Center for Medical Image Computing, Department of Computer Science, University College London, London, United Kingdom.
Huntington's Disease Research Center, Department of Neurodegenerative Disease, University College London, Queen Square Institute of Neurology, London, United Kingdom.
Ann Neurol. 2020 May;87(5):751-762. doi: 10.1002/ana.25709. Epub 2020 Mar 14.
The identification of sensitive biomarkers is essential to validate therapeutics for Huntington disease (HD). We directly compare structural imaging markers across the largest collective imaging HD dataset to identify a set of imaging markers robust to multicenter variation and to derive upper estimates on sample sizes for clinical trials in HD.
We used 1 postprocessing pipeline to retrospectively analyze T1-weighted magnetic resonance imaging (MRI) scans from 624 participants at 3 time points, from the PREDICT-HD, TRACK-HD, and IMAGE-HD studies. We used mixed effects models to adjust regional brain volumes for covariates, calculate effect sizes, and simulate possible treatment effects in disease-affected anatomical regions. We used our model to estimate the statistical power of possible treatment effects for anatomical regions and clinical markers.

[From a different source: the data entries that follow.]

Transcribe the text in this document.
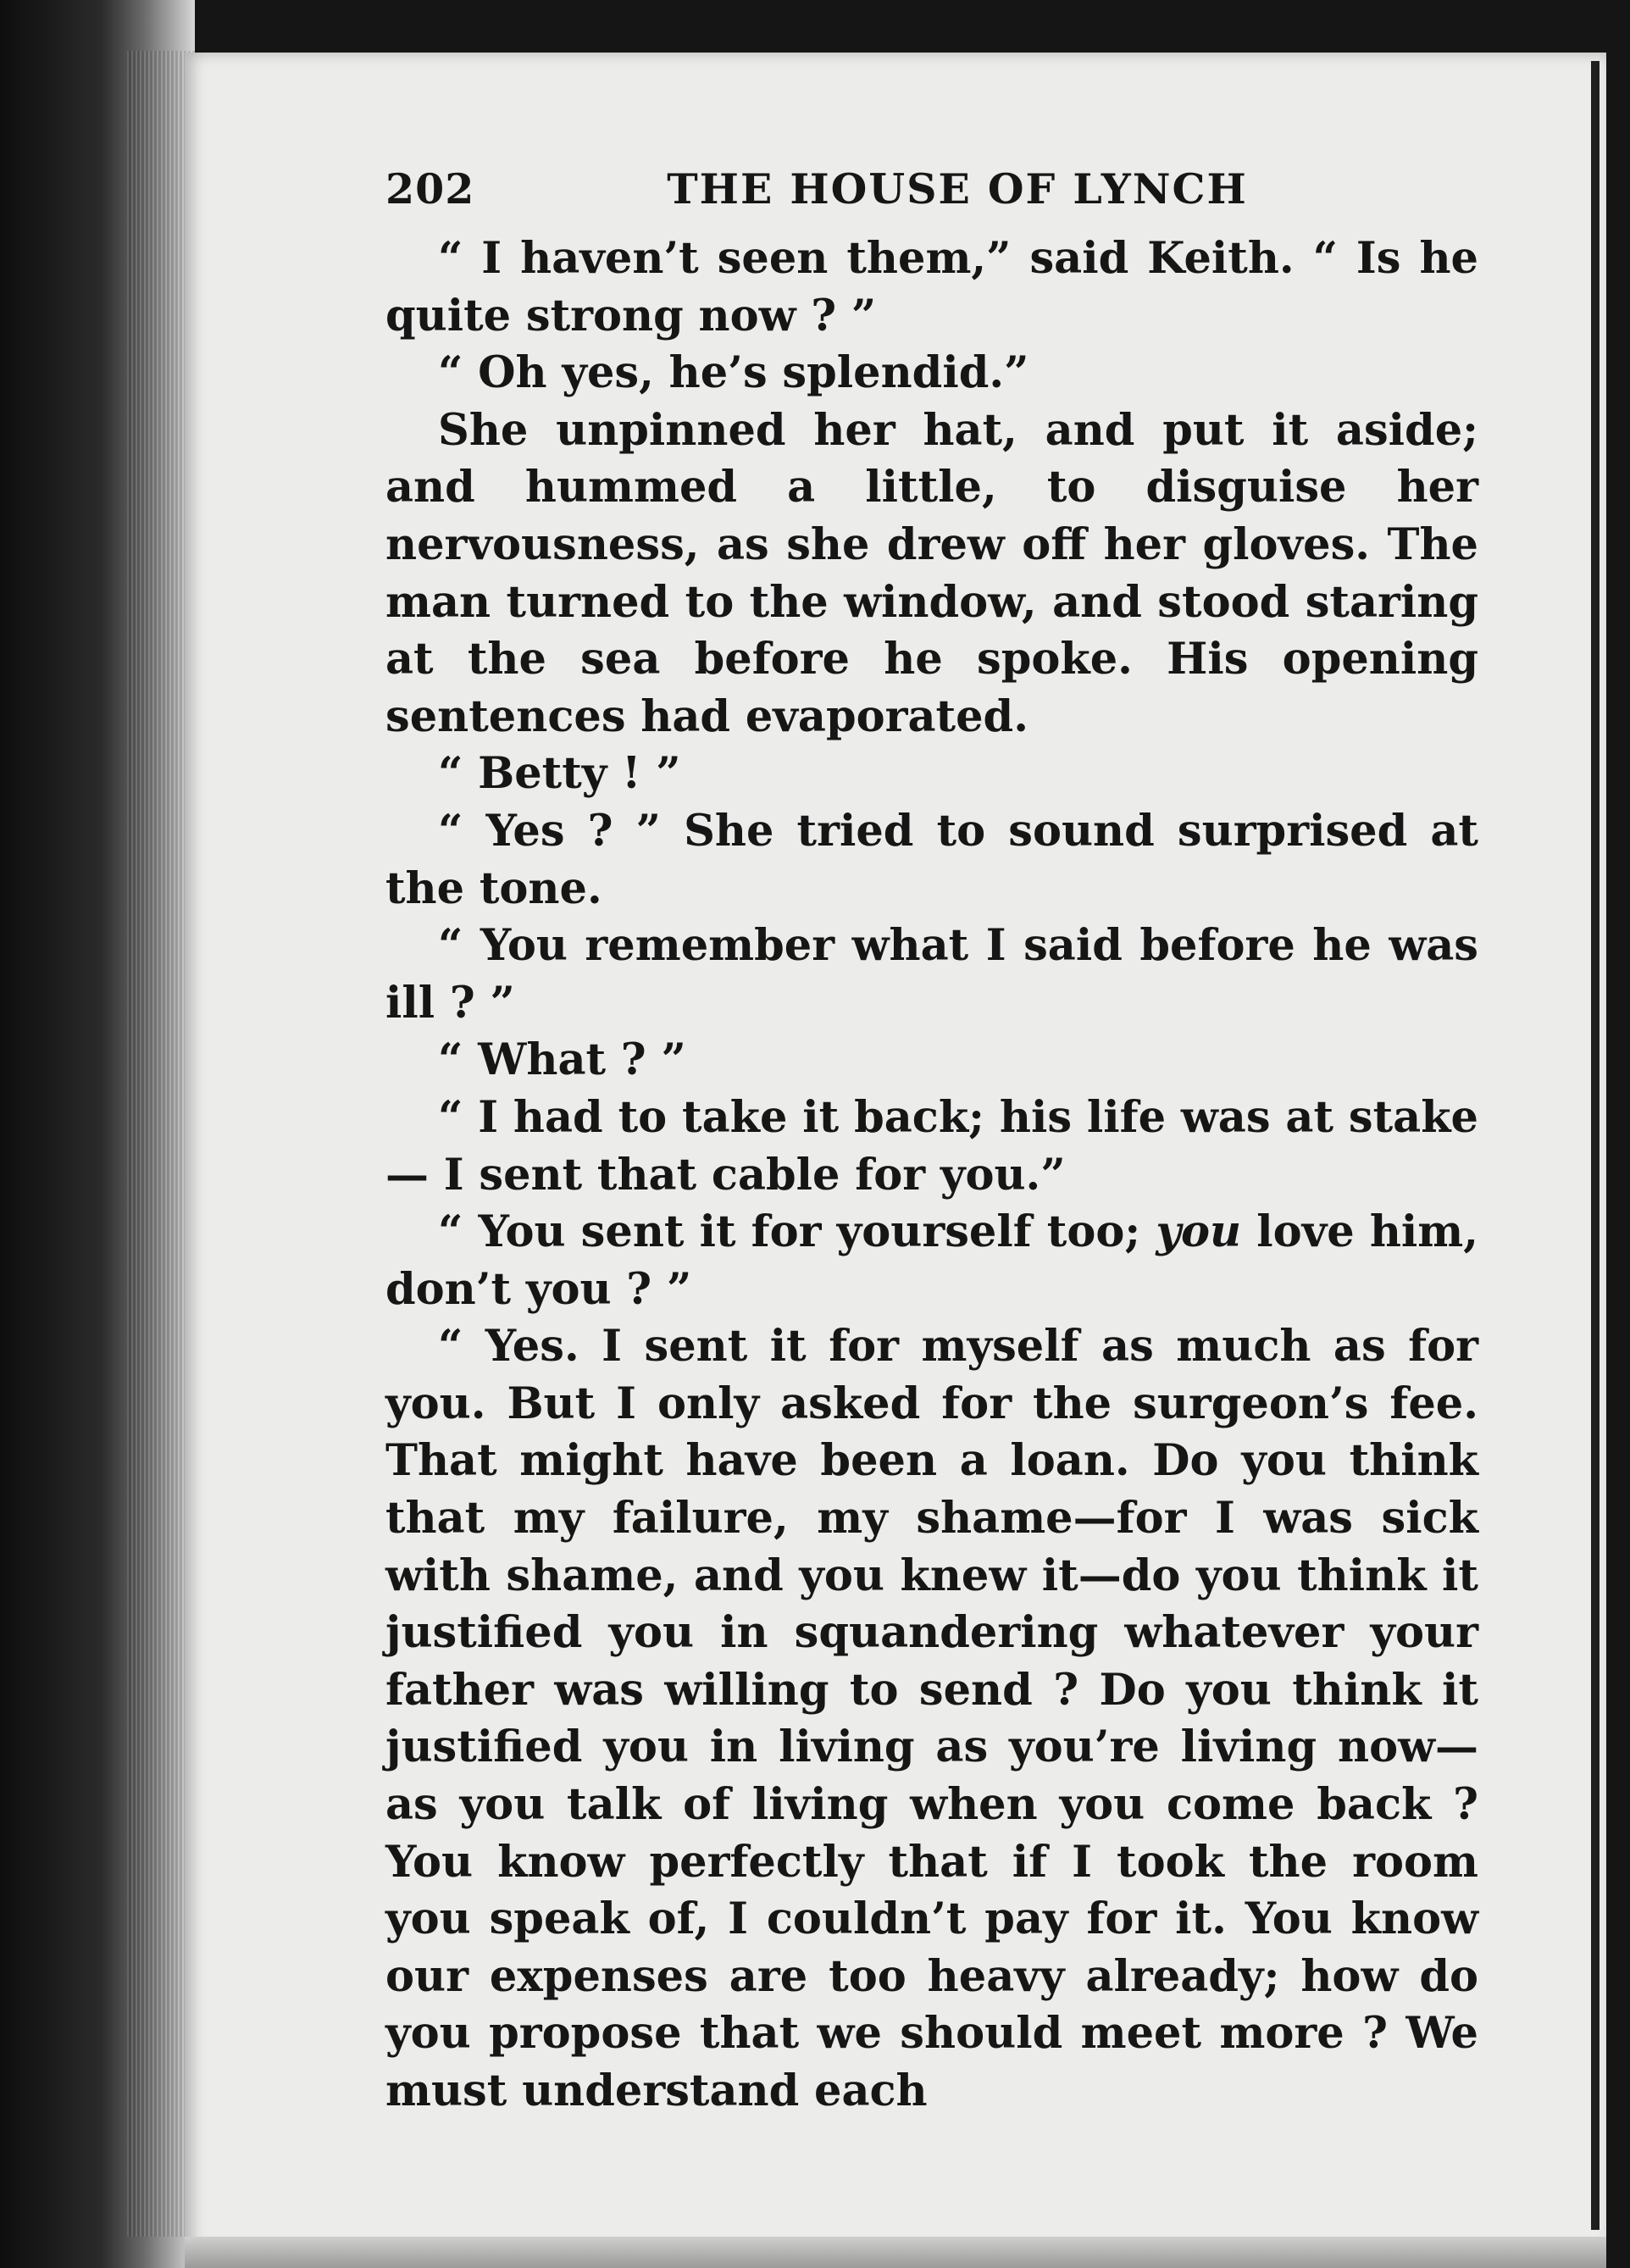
202	THE HOUSE OF LYNCH

“ I haven’t seen them,” said Keith. “ Is he quite strong now ? ”

“ Oh yes, he’s splendid.”

She unpinned her hat, and put it aside; and hummed a little, to disguise her nervousness, as she drew off her gloves. The man turned to the window, and stood staring at the sea before he spoke. His opening sentences had evaporated.

“ Betty ! ”

“ Yes ? ” She tried to sound surprised at the tone.

“ You remember what I said before he was ill ? ”

“ What ? ”

“ I had to take it back; his life was at stake— I sent that cable for you.”

“ You sent it for yourself too; you love him, don’t you ? ”

“ Yes. I sent it for myself as much as for you. But I only asked for the surgeon’s fee. That might have been a loan. Do you think that my failure, my shame—for I was sick with shame, and you knew it—do you think it justified you in squandering whatever your father was willing to send ? Do you think it justified you in living as you’re living now—as you talk of living when you come back ? You know perfectly that if I took the room you speak of, I couldn’t pay for it. You know our expenses are too heavy already; how do you propose that we should meet more ? We must understand each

We identified a set of common anatomical regions that have similarly large standardized effect sizes (>0.5) between healthy control and premanifest HD (PreHD) groups. These included subcortical, white matter, and cortical regions and nonventricular cerebrospinal fluid (CSF). We also observed a consistent spatial distribution of effect size by region across the whole brain. We found that multicenter studies were necessary to capture treatment effect variance; for a 20% treatment effect, power of >80% was achieved for the caudate (n = 661), pallidum (n = 687), and nonventricular CSF (n = 939), and, crucially, these imaging markers provided greater power than standard clinical markers.
Our findings provide the first cross-study validation of structural imaging markers in HD, supporting the use of these measurements as endpoints for both observational studies and clinical trials. ANN NEUROL 2020;87:751-762.
鉴定敏感生物标志物对于验证亨廷顿病(HD)的治疗方法至关重要。我们直接比较最大的集体成像 HD 数据集的结构成像标志物,以确定一组对多中心变化具有稳健性的成像标志物,并为 HD 临床试验得出样本量的上限估计。
我们使用 1 个后处理管道来回顾性分析来自 PREDICT-HD、TRACK-HD 和 IMAGE-HD 研究的 624 名参与者在 3 个时间点的 T1 加权磁共振成像(MRI)扫描。我们使用混合效应模型调整区域脑容量的协变量,计算效应大小,并模拟疾病相关解剖区域的可能治疗效果。我们使用我们的模型来估计可能的治疗效果在解剖区域和临床标志物上的统计功效。
我们确定了一组常见的解剖区域,这些区域在健康对照组和前manifest HD(PreHD)组之间具有相似的大标准化效应大小(>0.5)。这些区域包括皮质下、白质和皮质区域以及非脑室性脑脊液(CSF)。我们还观察到整个大脑中效应大小的一致空间分布。我们发现,多中心研究对于捕捉治疗效果方差是必要的;对于 20%的治疗效果,尾状核(n=661)、苍白球(n=687)和非脑室性 CSF(n=939)的功效超过 80%,而且,这些影像学标志物提供了比标准临床标志物更大的功效。
我们的研究结果提供了在 HD 中首次对结构影像学标志物的跨研究验证,支持将这些测量作为观察性研究和临床试验的终点。ANN NEUROL 2020;87:751-762。